Le Comité ministériel de la CEMAC réuni le 09 novembre 2022 à Bangui a adopté le règlement n°-04/22/CEMAC/UMAC/COBAC relatif aux conditions d’exercice et de contrôle de l’activité de finance islamique dans la CEMAC. Ce texte est applicable aux établissements de crédit et de microfinance  qui exercent l’activité de finance islamique dans les Etats membres de la CEMAC, à leurs dirigeants, leurs commissaires aux comptes et à leurs comités de conformités. Comprendre !

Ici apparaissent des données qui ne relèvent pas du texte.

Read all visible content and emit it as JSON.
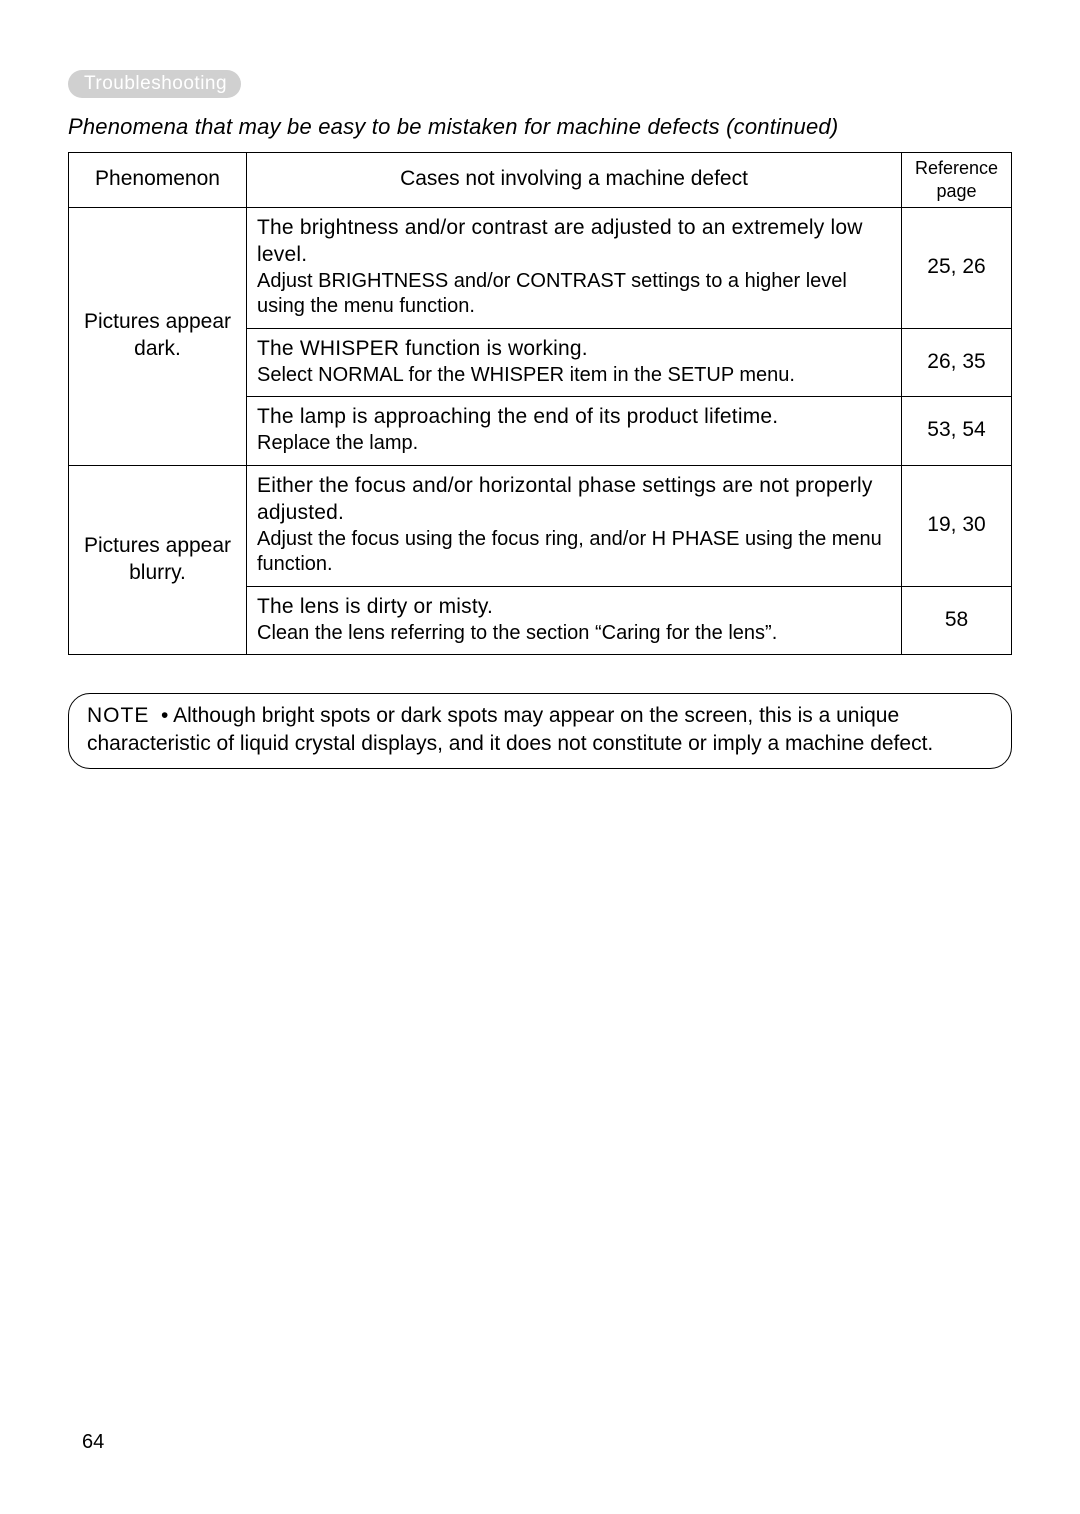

La finance islamique dans la CEMAC a longtemps opéré dans l’opacité, car il n’existait pas de cadre juridique et réglementaire pour l’exercice de ce type de finance particulier.  Toutefois au vu de l’émergence, du développement et du dynamisme de ce secteur d’activité de la finance qui constitue, une source de financement complémentaire à la finance conventionnelle en CEMAC. Il devenait ainsi urgent et impérieux en considération de l’attractivité et de la stabilité du marché financier islamique conditionné par l’harmonisation des produits et des pratiques financières dudit marché de mettre en place  une réglementation particulière adossée à la culture de cette finance.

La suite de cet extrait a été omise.